Kelly Slater: "Well, obviously I knew it was an animated film right away. That was the first thing I knew. And then, you know, I didn't hear the name for a little bit. And I thought, 'I wonder if that's going to be corny or if it's going to work?' And then I saw what they were doing and I realized it was going to work right away. It's a really cute film. It's got a good story to it and it's a mockumentary of surfing. It's a playful story."
How close is it to reality?
Kelly Slater: "It is based on some true things in surfing, some real characters. There's a sense of reality to it and there's a story I think anyone who watched it young to old can relate to and identify with in some way. It's just a fun film. I think the title depicts that right away. And the animation, the action For an animated film, there's some parts when I watched it the first time I went, 'Oh, that might scare some kids,' in an exciting way though, not like a terrifying way. Especially in a theater with the sound and the waves breaking, you can feel the intensity of what happens in the ocean."
Do you think this will inspire some young kids to take up surfing?
Kelly Slater: "I would imagine so. I would think that this would allow some young kids to see surfing in a different way, and maybe families to see surfing in a different light than maybe it was portrayed in the past. It's a great family sport."
How did you get involved in this?
Sal Masekela: "Rob Machado, he " [giving Machado a hug]
He talked you into it?
Sal Masekela: "He talked me into it. I said, 'Dude, I'm not doing a penguin surf movie, bro. I'm not doing it.'"
Rob Machado: "Come on, Sal. For me. Do it with me, man."
Sal Masekela: "No really, when I found out I was going to get to work with both he and Kelly Slater it was an easy no-brainer. And as a lifelong surfer, to be in like a big $90 million surf movie is just the coolest thing ever."
Were you worried about how they were going to animate the waves?
Sal Masekela: "I went in for a session, my first meeting, and they showed me one version of what a wave might look like and I was like, 'I am beyond the call of in.' I was just blown away. I saw how much they had worked to get it right. And as a surfer, so many times in Hollywood they get it wrong and we end up looking really kooky. And you're just like, 'I hope that they're not going to make another North Shore.' Sorry Keanu Reeves. I mean not North Shore, another Point Break. North Shore was actually halfway decent. Point Break was really our low point for surfing. So yeah, I'm stoked, man."
But it is surfing penguins
Sal Masekela: "Yes."
And you're okay with that?
Sal Masekela: "I'm totally cool with that. I mean, penguins, if you can show me another, other than the dolphins, I think penguins are about as well suited for surfing as you can be.

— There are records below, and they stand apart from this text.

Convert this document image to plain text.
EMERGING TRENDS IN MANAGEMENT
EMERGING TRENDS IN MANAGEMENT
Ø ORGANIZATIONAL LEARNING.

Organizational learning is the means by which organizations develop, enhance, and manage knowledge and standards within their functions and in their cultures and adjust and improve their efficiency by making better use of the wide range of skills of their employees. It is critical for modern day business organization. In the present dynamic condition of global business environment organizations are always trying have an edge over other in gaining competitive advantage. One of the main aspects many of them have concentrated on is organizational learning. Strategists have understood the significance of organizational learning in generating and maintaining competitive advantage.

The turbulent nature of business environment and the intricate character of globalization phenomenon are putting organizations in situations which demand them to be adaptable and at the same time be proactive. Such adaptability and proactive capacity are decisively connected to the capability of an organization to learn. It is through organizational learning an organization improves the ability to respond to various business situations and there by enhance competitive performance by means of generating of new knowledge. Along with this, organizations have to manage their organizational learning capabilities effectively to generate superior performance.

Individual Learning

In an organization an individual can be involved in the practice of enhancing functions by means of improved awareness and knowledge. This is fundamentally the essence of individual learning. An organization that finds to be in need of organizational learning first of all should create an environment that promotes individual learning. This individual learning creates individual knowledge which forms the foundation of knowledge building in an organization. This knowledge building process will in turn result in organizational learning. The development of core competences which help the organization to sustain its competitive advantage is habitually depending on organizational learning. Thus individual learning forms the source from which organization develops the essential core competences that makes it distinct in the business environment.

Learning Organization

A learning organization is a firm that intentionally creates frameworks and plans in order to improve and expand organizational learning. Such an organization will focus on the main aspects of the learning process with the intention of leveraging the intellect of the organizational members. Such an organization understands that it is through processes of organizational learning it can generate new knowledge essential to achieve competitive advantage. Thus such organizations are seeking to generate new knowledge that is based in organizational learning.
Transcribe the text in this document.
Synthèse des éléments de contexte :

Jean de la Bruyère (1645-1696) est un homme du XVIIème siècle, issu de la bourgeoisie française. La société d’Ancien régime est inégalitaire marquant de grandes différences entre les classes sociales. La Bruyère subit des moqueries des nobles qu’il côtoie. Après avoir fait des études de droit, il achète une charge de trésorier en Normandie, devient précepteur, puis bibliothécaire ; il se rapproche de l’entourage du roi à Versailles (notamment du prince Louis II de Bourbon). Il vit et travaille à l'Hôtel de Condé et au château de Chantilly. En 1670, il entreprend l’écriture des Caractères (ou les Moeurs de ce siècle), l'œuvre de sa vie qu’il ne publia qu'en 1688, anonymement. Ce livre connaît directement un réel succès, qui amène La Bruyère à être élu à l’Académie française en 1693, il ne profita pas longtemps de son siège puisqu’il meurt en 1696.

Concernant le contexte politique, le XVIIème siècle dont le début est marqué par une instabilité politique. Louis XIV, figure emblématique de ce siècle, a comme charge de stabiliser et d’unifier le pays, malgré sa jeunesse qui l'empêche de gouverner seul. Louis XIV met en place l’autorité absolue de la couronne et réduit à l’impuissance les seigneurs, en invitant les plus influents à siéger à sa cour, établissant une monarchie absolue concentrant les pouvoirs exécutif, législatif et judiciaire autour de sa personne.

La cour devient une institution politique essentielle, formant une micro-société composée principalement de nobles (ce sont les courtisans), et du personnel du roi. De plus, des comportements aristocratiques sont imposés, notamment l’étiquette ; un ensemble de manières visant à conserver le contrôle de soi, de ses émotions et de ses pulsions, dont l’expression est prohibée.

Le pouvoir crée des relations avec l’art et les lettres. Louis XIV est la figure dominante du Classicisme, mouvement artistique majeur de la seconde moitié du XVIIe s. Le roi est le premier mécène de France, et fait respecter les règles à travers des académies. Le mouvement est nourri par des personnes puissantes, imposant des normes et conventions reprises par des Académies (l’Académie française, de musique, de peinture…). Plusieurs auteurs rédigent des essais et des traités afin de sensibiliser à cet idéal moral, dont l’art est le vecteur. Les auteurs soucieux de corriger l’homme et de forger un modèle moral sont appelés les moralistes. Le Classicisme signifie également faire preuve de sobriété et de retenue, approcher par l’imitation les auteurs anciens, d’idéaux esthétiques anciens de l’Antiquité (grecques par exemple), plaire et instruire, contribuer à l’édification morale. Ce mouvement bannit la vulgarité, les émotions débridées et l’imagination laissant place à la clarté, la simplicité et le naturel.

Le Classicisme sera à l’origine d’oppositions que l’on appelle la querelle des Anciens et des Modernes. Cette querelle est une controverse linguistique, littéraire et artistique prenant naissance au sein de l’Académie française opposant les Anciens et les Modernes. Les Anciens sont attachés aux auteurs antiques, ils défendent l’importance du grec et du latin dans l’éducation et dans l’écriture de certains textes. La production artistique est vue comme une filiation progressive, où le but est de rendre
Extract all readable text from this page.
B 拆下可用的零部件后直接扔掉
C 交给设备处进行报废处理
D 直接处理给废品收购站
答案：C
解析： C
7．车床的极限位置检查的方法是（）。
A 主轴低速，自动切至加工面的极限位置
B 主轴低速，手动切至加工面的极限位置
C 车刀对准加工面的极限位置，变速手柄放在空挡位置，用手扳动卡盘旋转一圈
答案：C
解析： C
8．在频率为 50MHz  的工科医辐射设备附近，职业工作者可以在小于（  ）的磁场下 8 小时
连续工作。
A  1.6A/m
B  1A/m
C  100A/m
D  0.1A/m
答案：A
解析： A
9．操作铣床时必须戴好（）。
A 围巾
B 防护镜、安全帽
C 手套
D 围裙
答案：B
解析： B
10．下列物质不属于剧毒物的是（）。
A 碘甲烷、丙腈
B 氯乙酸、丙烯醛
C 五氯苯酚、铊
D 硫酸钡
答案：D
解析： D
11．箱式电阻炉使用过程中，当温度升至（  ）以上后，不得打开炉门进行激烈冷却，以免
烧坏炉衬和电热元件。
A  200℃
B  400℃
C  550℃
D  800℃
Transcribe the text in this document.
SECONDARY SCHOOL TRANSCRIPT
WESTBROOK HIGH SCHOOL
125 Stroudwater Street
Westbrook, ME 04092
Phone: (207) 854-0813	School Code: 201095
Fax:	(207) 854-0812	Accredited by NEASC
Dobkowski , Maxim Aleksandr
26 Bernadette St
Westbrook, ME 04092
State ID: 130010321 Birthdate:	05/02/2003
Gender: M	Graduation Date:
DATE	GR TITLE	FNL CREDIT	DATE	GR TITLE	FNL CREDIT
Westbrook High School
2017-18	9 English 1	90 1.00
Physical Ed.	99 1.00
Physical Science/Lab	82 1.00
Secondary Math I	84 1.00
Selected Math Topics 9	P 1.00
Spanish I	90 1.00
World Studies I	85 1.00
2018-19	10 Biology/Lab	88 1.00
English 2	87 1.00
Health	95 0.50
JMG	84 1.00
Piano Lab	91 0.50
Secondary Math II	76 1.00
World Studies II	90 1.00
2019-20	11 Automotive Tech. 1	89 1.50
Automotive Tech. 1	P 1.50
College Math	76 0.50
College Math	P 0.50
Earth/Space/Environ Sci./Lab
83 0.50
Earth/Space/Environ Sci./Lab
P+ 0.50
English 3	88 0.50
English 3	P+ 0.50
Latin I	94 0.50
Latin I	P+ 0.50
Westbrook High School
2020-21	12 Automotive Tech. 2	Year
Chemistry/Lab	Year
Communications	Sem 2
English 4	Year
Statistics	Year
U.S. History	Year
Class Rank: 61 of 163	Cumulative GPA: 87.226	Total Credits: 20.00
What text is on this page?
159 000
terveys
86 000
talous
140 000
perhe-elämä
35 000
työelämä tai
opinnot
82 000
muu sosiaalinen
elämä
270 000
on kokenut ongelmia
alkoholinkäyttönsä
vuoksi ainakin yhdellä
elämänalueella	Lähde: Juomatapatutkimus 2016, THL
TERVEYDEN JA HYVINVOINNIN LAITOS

Built-in wetsuit."
Sal Masekela: "No knees. What else do they have going on? They can hold their breath a lot longer than us. Someone asked me about penguins, 'What is it about penguins? Why do penguins resonate so much with humans?' I said, 'Because they're neither black or white.' I think maybe there's a subliminal message going on."
We're all penguins.
Sal Masekela: "We're all penguins. At the end of the day, we're all penguins. Let's just get out there and swim. Swim in the ocean of life!"